Outside, a group of little children waited in expectation for chocolates, which they eventually got after happily posing for pictures. After confirming the way to Uttarkashi, I proceeded on the road leaving behind Tehri, engulfed in a trail of dust.
Uttarkashi
The evening just had the first blinks when I reached the gates of the market that often mark such towns crowded narrow lanes, defined with shops selling intricate objects peculiar to such far flung hill villages. The presence of the river Ganga (called Bhagirathi here) and the mountains marking the edges contributed to the underlined mystery of this place.
Standing at the mouth of the market, with the river flowing carelessly behind me, I observed the crowd, which surprisingly passed by me without shuffling and with no more than our shirts kissing.
Uttarkashi is conveniently located for travellers and forms the base camp for treks to Gangotri, Yamunotri and the Gaumukh Glacier. Another attraction is the Nehru Institute of Mountaineering where enthusiasts come from all over for training. The sublime beauty of this place gently nudges the travellers to settle for a long stopover.
Later, I sat on the stones in the middle of the depleted river while contemplating the future course of my journey.
By the time I walked back to the city late at night, the streets were vacant but silently reverberating with a suggestion of life. I had checked into the government-maintained GMVN guesthouse (Rs. 400 per night), which offers value for money. After a quiet dinner, I retired to my room.
Next day, I dared to have a go at Gangotri, realising well that my bike may fail me in the process.
For once, I was experiencing a sense of accomplishment. I could not reach even halfway to Gangotri. However, not on account of my 150 cc bike, but for the landslides that blocked the way.

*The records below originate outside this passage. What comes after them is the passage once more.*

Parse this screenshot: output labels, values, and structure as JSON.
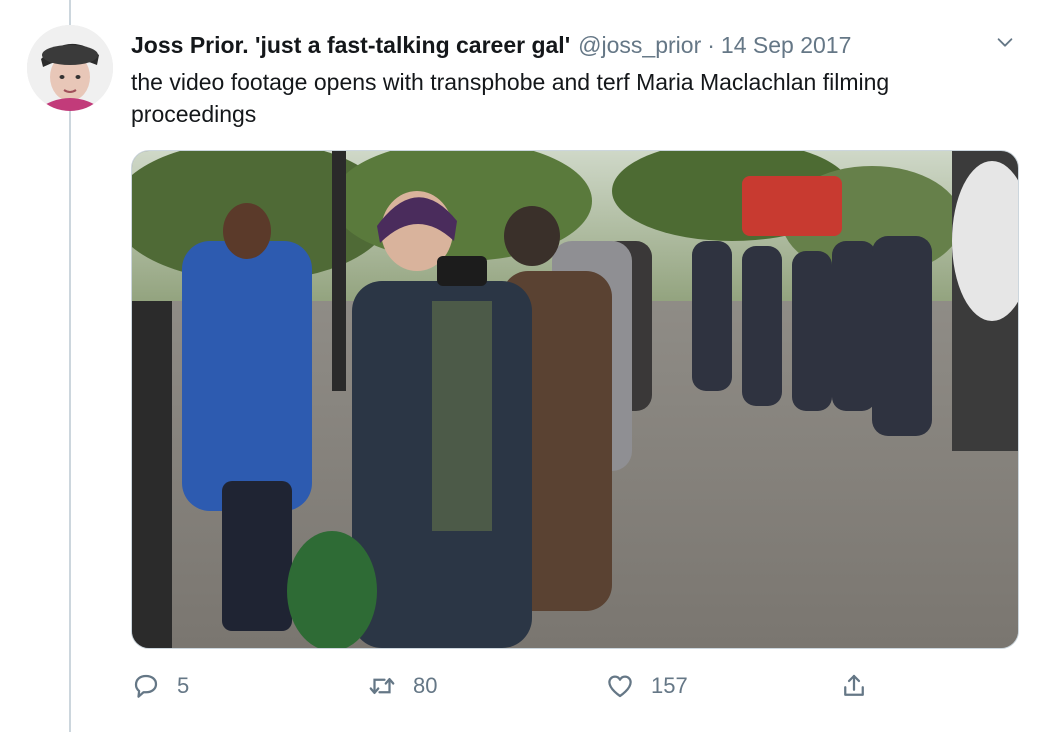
{
  "tweet": {
    "display_name": "Joss Prior. 'just a fast-talking career gal'",
    "handle": "@joss_prior",
    "separator": "·",
    "timestamp": "14 Sep 2017",
    "text": "the video footage opens with transphobe and terf Maria Maclachlan filming proceedings",
    "avatar_icon": "profile-avatar",
    "menu_icon": "chevron-down-icon",
    "media_description_icon": "photo-media"
  },
  "actions": {
    "reply": {
      "icon": "reply-icon",
      "count": "5"
    },
    "retweet": {
      "icon": "retweet-icon",
      "count": "80"
    },
    "like": {
      "icon": "heart-icon",
      "count": "157"
    },
    "share": {
      "icon": "share-icon"
    }
  },
  "colors": {
    "text_primary": "#14171a",
    "text_secondary": "#657786",
    "border": "#ccd6dd",
    "background": "#ffffff"
  }
}
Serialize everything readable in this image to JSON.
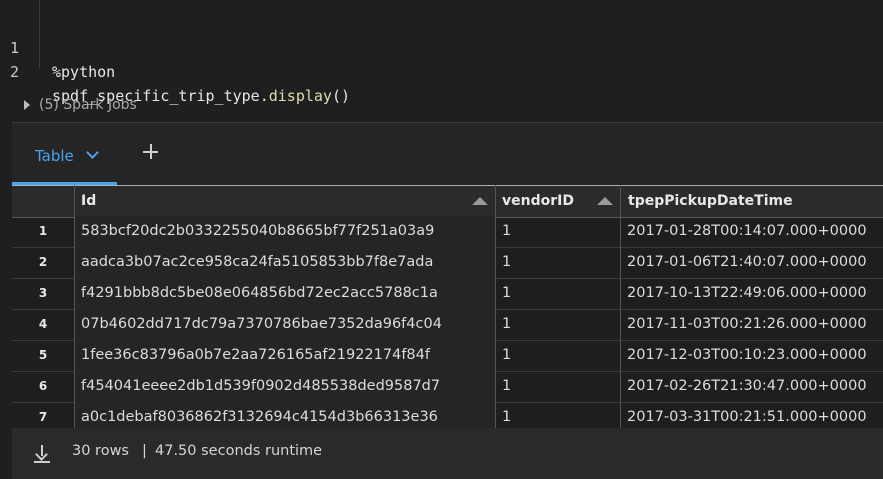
{
  "editor": {
    "lines": [
      {
        "number": "1",
        "text": "%python"
      },
      {
        "number": "2",
        "prefix": "spdf_specific_trip_type.",
        "func": "display",
        "suffix": "()"
      }
    ]
  },
  "spark_jobs_label": "(5) Spark Jobs",
  "tabs": {
    "active_label": "Table",
    "add_icon": "plus-icon"
  },
  "table": {
    "columns": [
      "Id",
      "vendorID",
      "tpepPickupDateTime"
    ],
    "rows": [
      {
        "n": "1",
        "id": "583bcf20dc2b0332255040b8665bf77f251a03a9",
        "vendor": "1",
        "pickup": "2017-01-28T00:14:07.000+0000"
      },
      {
        "n": "2",
        "id": "aadca3b07ac2ce958ca24fa5105853bb7f8e7ada",
        "vendor": "1",
        "pickup": "2017-01-06T21:40:07.000+0000"
      },
      {
        "n": "3",
        "id": "f4291bbb8dc5be08e064856bd72ec2acc5788c1a",
        "vendor": "1",
        "pickup": "2017-10-13T22:49:06.000+0000"
      },
      {
        "n": "4",
        "id": "07b4602dd717dc79a7370786bae7352da96f4c04",
        "vendor": "1",
        "pickup": "2017-11-03T00:21:26.000+0000"
      },
      {
        "n": "5",
        "id": "1fee36c83796a0b7e2aa726165af21922174f84f",
        "vendor": "1",
        "pickup": "2017-12-03T00:10:23.000+0000"
      },
      {
        "n": "6",
        "id": "f454041eeee2db1d539f0902d485538ded9587d7",
        "vendor": "1",
        "pickup": "2017-02-26T21:30:47.000+0000"
      },
      {
        "n": "7",
        "id": "a0c1debaf8036862f3132694c4154d3b66313e36",
        "vendor": "1",
        "pickup": "2017-03-31T00:21:51.000+0000"
      }
    ]
  },
  "footer": {
    "rows_count": "30 rows",
    "separator": "|",
    "runtime": "47.50 seconds runtime",
    "download_icon": "download-icon"
  }
}
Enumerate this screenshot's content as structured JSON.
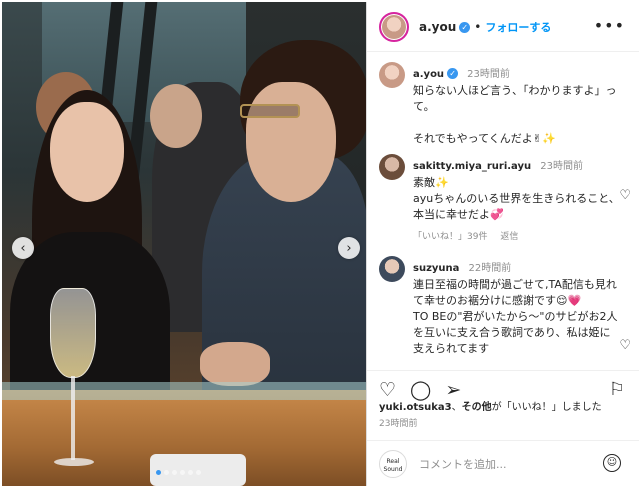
{
  "post": {
    "username": "a.you",
    "follow_label": "フォローする",
    "separator": "•",
    "more_icon": "more-horizontal-icon"
  },
  "carousel": {
    "total_slides": 6,
    "active_slide": 1
  },
  "caption": {
    "username": "a.you",
    "time": "23時間前",
    "text": "知らない人ほど言う、「わかりますよ」って。\n\nそれでもやってくんだよ✌✨"
  },
  "comments": [
    {
      "username": "sakitty.miya_ruri.ayu",
      "time": "23時間前",
      "text": "素敵✨\nayuちゃんのいる世界を生きられること、本当に幸せだよ💞",
      "like_label": "「いいね！」39件",
      "reply_label": "返信"
    },
    {
      "username": "suzyuna",
      "time": "22時間前",
      "text": "連日至福の時間が過ごせて,TA配信も見れて幸せのお裾分けに感謝です😌💗\nTO BEの\"君がいたから～\"のサビがお2人を互いに支え合う歌詞であり、私は姫に支えられてます"
    }
  ],
  "likes": {
    "user": "yuki.otsuka3",
    "suffix_bold": "その他",
    "suffix_text": "が「いいね！」しました"
  },
  "post_time": "23時間前",
  "add_comment": {
    "brand_line1": "Real",
    "brand_line2": "Sound",
    "placeholder": "コメントを追加..."
  }
}
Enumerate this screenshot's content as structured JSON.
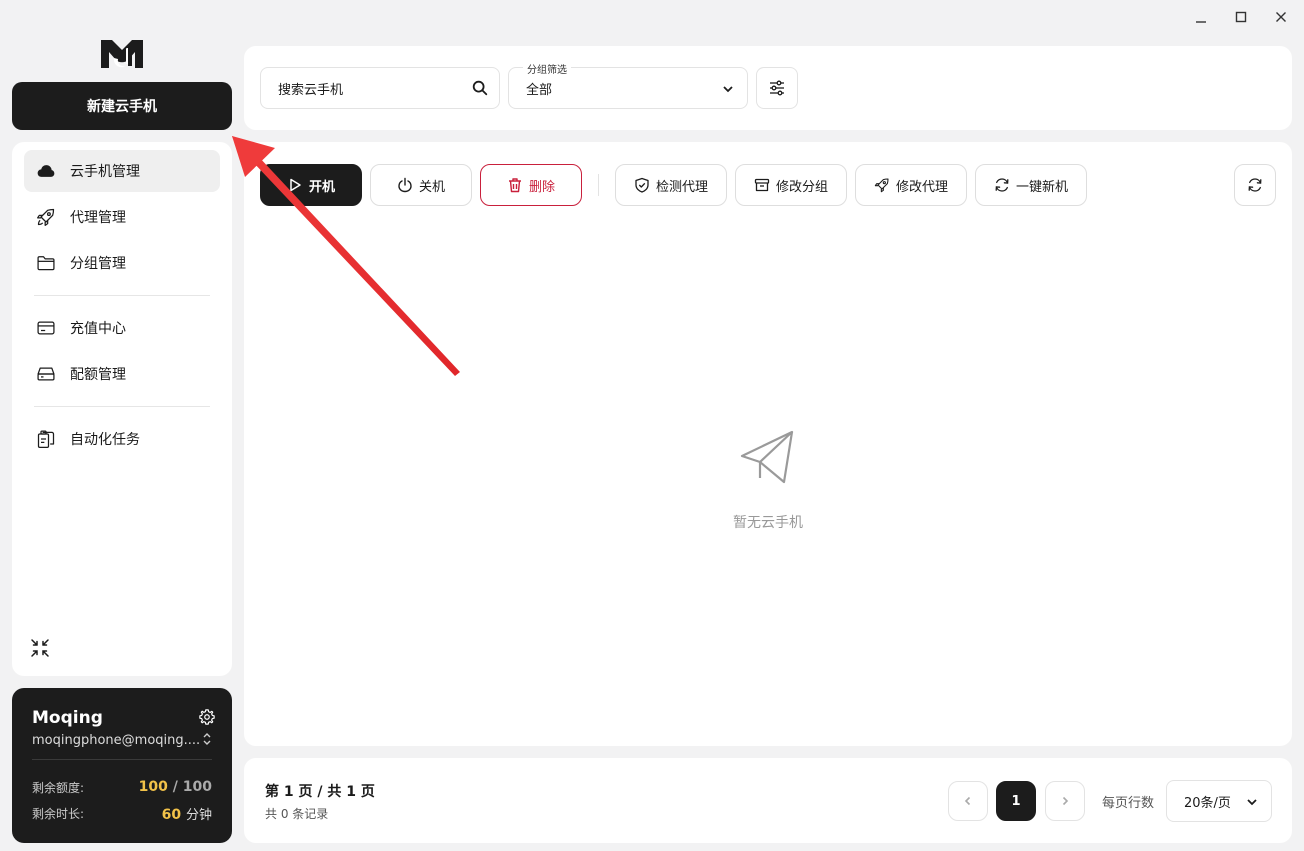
{
  "window": {
    "controls": [
      "minimize-icon",
      "maximize-icon",
      "close-icon"
    ]
  },
  "sidebar": {
    "new_button": "新建云手机",
    "items": [
      {
        "label": "云手机管理",
        "icon": "cloud-icon",
        "active": true
      },
      {
        "label": "代理管理",
        "icon": "rocket-icon"
      },
      {
        "label": "分组管理",
        "icon": "folder-icon"
      },
      {
        "label": "充值中心",
        "icon": "credit-card-icon"
      },
      {
        "label": "配额管理",
        "icon": "server-icon"
      },
      {
        "label": "自动化任务",
        "icon": "clipboard-icon"
      }
    ]
  },
  "account": {
    "name": "Moqing",
    "email": "moqingphone@moqing....",
    "quota_label": "剩余额度:",
    "quota_used": "100",
    "quota_sep": " / ",
    "quota_total": "100",
    "time_label": "剩余时长:",
    "time_value": "60",
    "time_unit": "分钟"
  },
  "filter": {
    "search_text": "搜索云手机",
    "group_label": "分组筛选",
    "group_value": "全部"
  },
  "toolbar": {
    "start": "开机",
    "shutdown": "关机",
    "delete": "删除",
    "check_proxy": "检测代理",
    "edit_group": "修改分组",
    "edit_proxy": "修改代理",
    "one_click_new": "一键新机"
  },
  "empty": {
    "text": "暂无云手机"
  },
  "pagination": {
    "page_info": "第 1 页 / 共 1 页",
    "records": "共 0 条记录",
    "current": "1",
    "rows_label": "每页行数",
    "rows_value": "20条/页"
  },
  "colors": {
    "dark": "#1c1c1c",
    "danger": "#c9203c",
    "gold": "#f2c249",
    "arrow": "#ef3b3b"
  }
}
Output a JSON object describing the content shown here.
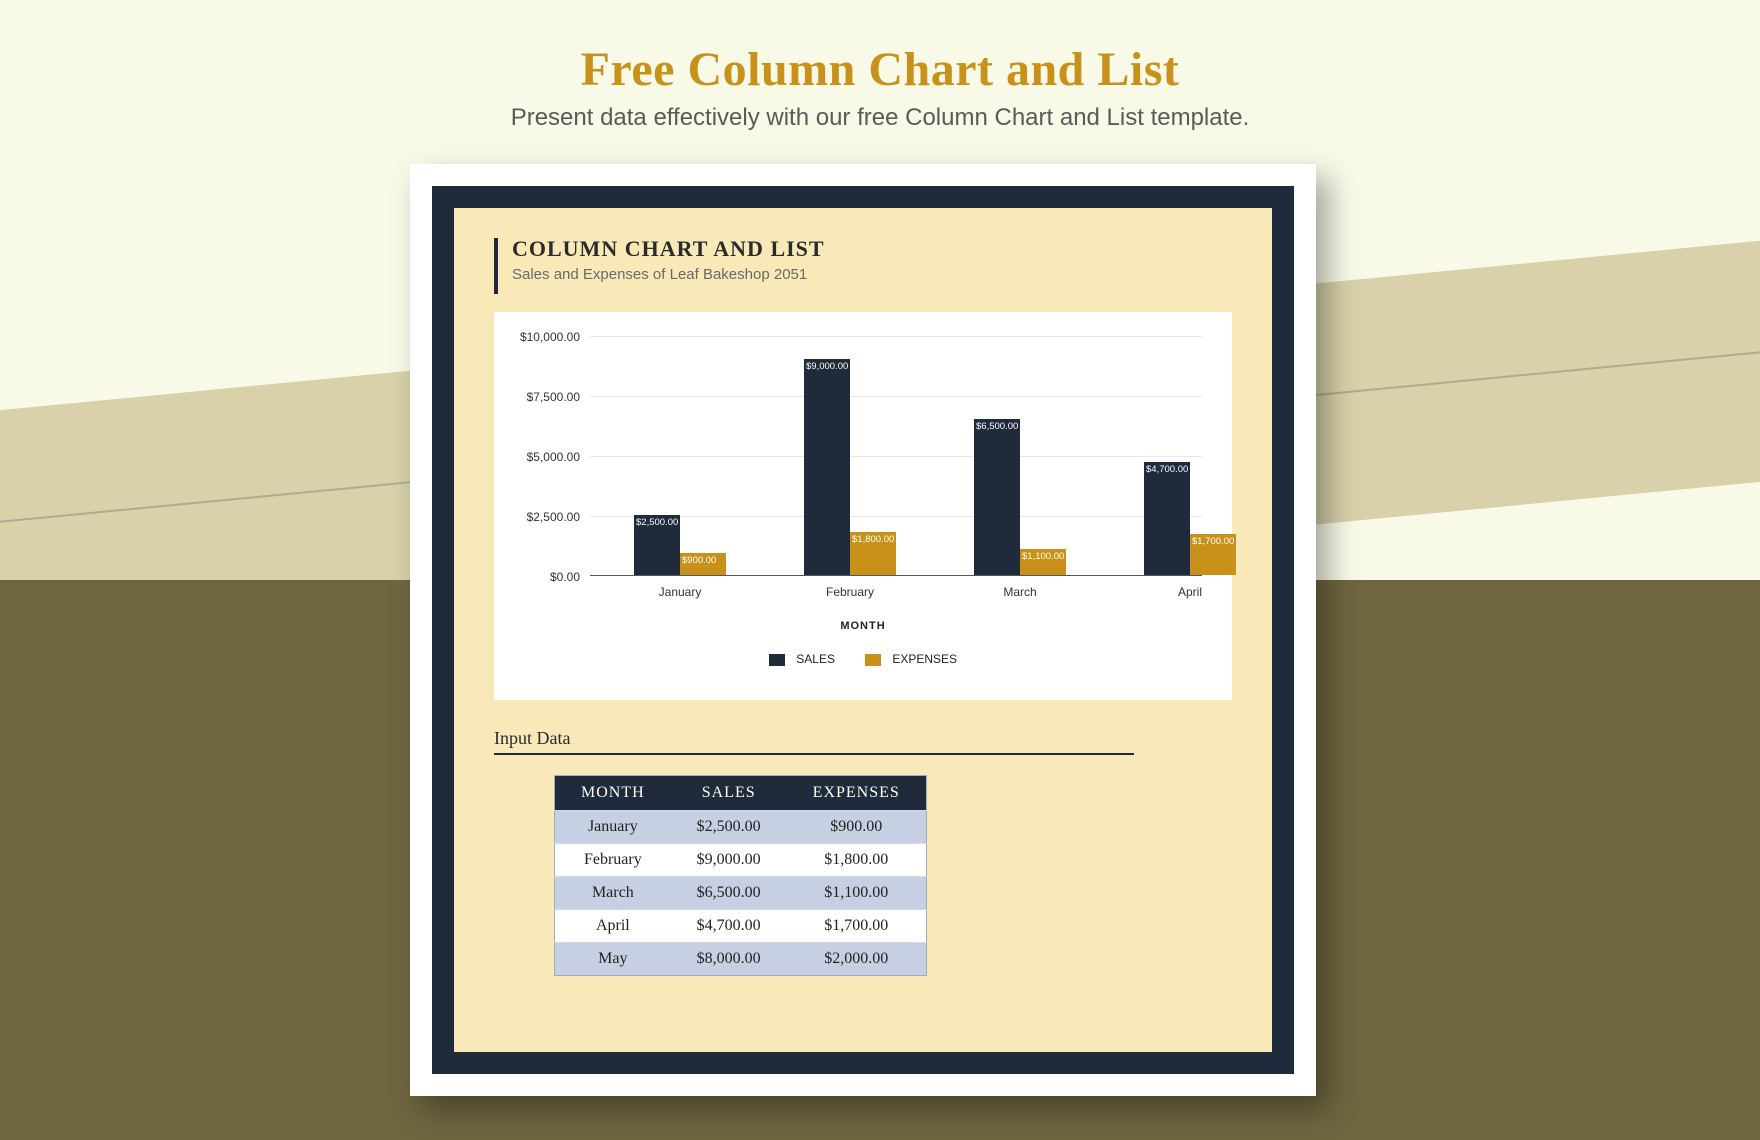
{
  "page": {
    "title": "Free Column Chart and List",
    "subtitle": "Present data effectively with our free Column Chart and List template."
  },
  "doc": {
    "title": "COLUMN CHART AND LIST",
    "subtitle": "Sales and Expenses of Leaf Bakeshop 2051"
  },
  "chart_data": {
    "type": "bar",
    "title": "",
    "xlabel": "MONTH",
    "ylabel": "",
    "ylim": [
      0,
      10000
    ],
    "yticks": [
      "$0.00",
      "$2,500.00",
      "$5,000.00",
      "$7,500.00",
      "$10,000.00"
    ],
    "categories": [
      "January",
      "February",
      "March",
      "April"
    ],
    "series": [
      {
        "name": "SALES",
        "values": [
          2500,
          9000,
          6500,
          4700
        ],
        "labels": [
          "$2,500.00",
          "$9,000.00",
          "$6,500.00",
          "$4,700.00"
        ],
        "color": "#1f2a3a"
      },
      {
        "name": "EXPENSES",
        "values": [
          900,
          1800,
          1100,
          1700
        ],
        "labels": [
          "$900.00",
          "$1,800.00",
          "$1,100.00",
          "$1,700.00"
        ],
        "color": "#c8921a"
      }
    ]
  },
  "table": {
    "heading": "Input Data",
    "columns": [
      "MONTH",
      "SALES",
      "EXPENSES"
    ],
    "rows": [
      {
        "month": "January",
        "sales": "$2,500.00",
        "expenses": "$900.00"
      },
      {
        "month": "February",
        "sales": "$9,000.00",
        "expenses": "$1,800.00"
      },
      {
        "month": "March",
        "sales": "$6,500.00",
        "expenses": "$1,100.00"
      },
      {
        "month": "April",
        "sales": "$4,700.00",
        "expenses": "$1,700.00"
      },
      {
        "month": "May",
        "sales": "$8,000.00",
        "expenses": "$2,000.00"
      }
    ]
  }
}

I returned with a heavy heart, but renewed spirit. Though I took a day extra (than planned initially), the statistics sounded impressive 1,085 km in four days, averaging close to 270 km a day. I remember once doing a non-stop 120 km stretch when I could not find a suitable stopover.
It took two weeks to recover from accompanying sunburns, pains and insomnia.
But, the memories linger of the glorious mountains that I had biked to and of the spontaneity that had propelled me on that unplanned journey.